Once you have a child, all children are your responsibility. Not just in theory, but in fact. As parents, we must extend ourselves to those children because our own do not grow up in isolation.

It will take some gumption to do this, and our own children will not appreciate our candor with their friends. We will have to put our pride in a shoebox and not mind that we look foolish to our kids, who probably think that anyway.

It was my friend Janet who was working with my children that weekend while I pampered myself and did chores. She is an educator and her specialty is study skills, and she knows how to guide children through the obstacle course to college. And she loves working with adolescents. Who better to tutor my children, who consider it a matter of honor not to listen to anything I say?

Likewise, I am a tireless proponent of sex education, but my own children run screaming from the room whenever I draw in a breath to speak. I get no such reaction when I talk to the daughter of a friend about how to handle the crisis of a friend's unprotected sex, or to a globe-trotting Marine Corps nephew when I demand that he always use a condom, no matter how awkward it makes the moment.

Maybe it doesn't take a village to raise a child. Maybe it just takes a different set of parents. These other children may want to run screaming from the room when someone else's parents speak to them this way, but generally they do not.

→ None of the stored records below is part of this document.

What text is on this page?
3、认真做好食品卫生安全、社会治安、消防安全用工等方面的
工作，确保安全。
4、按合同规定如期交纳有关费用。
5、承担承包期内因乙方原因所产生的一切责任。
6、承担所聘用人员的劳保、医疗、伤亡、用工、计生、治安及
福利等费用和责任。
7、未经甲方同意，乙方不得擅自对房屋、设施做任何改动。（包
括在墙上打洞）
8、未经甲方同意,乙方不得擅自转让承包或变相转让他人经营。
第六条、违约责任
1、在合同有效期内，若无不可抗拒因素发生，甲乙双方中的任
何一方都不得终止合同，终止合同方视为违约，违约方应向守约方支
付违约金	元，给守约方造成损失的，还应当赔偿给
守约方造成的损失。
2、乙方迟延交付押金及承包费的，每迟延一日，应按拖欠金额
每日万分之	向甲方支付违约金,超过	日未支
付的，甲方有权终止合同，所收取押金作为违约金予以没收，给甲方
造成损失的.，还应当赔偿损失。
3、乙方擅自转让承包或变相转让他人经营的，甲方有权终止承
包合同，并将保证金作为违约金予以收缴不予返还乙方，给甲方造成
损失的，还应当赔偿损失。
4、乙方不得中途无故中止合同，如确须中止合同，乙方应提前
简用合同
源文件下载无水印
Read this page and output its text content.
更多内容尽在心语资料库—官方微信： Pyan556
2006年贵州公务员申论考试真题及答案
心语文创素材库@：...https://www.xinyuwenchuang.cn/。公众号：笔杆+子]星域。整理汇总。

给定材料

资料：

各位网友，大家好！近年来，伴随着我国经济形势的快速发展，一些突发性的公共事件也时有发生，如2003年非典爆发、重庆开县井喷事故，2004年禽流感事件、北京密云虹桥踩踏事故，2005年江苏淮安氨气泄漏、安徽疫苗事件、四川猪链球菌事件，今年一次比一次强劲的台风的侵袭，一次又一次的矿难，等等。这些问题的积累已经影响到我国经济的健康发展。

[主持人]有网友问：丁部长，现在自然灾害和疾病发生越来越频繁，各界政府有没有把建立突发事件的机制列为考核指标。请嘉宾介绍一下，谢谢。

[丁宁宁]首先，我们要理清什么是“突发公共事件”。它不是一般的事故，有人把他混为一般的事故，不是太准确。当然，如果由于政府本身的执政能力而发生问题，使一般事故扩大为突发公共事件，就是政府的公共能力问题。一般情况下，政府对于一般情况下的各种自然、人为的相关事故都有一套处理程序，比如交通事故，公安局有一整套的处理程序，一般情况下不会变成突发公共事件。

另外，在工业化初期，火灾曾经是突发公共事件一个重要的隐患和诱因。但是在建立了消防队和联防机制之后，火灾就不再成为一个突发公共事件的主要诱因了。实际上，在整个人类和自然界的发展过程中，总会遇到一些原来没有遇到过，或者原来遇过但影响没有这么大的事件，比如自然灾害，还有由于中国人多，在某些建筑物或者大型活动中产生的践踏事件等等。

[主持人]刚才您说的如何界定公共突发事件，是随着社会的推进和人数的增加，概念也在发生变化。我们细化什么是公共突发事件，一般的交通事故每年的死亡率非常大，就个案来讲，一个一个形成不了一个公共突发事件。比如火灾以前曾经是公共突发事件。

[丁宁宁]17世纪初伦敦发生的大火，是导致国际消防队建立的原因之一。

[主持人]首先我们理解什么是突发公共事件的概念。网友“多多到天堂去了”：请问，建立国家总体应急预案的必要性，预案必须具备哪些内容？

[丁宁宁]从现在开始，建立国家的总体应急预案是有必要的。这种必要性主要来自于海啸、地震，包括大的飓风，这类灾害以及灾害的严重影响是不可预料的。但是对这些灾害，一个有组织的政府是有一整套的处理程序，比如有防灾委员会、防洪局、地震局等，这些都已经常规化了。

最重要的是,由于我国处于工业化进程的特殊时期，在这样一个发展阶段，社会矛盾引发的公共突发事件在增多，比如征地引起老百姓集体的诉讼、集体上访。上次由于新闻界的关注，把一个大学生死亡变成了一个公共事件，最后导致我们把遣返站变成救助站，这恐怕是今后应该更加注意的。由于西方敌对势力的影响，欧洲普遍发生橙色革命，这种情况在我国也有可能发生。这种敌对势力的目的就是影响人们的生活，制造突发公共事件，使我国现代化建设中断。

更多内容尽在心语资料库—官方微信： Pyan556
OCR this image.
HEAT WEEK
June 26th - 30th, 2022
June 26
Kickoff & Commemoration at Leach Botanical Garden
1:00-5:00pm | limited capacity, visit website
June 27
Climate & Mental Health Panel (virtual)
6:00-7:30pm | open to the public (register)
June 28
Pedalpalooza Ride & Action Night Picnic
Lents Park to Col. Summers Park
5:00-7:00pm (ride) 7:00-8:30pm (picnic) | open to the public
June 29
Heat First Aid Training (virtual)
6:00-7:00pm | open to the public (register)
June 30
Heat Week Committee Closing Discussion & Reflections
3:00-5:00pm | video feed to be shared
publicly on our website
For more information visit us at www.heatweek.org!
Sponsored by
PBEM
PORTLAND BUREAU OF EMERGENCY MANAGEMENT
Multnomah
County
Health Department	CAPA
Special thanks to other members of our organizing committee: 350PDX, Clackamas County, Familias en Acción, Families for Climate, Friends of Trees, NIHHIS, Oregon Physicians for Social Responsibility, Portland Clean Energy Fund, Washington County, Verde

Exchanges with other people's children do not have to be about big topics, and you do not always have to talk in capital letters. I took a friend's son to dinner and the theater, when my own might have tried to jump from the car at the first stoplight. We talked about nothing in particular, and we had a good time. Well, I did.

His mother took my daughter shopping, and another mother lets the girls mess up her kitchen in the name of baking. My husband is always good for a sports team's media guide and another father has a boat. I can edit a college essay, but my friend can speak French and brings German books and magazines home from her trips abroad for my children's extra-credit offerings.

I still envision my children in their footed sleepers. Quite reasonably, they find my attempts at cuddling insulting. So I offer to sit for a neighbor's newborn when I need a baby fix.

We all have something to offer, if it is only our attention. And there isn't a teen-ager out there who would soak up a little more of that.

Adolescence is a difficult time for parents and children, but that only appears to be true for parents and their children. Other people's children don't seem to find me as irritating as my own do and, if they let me, I will embrace them for it.

To paraphrase a Crosby, Stills, Nash and Young lyric: "If you can't talk to the one you love, talk to the one you're with."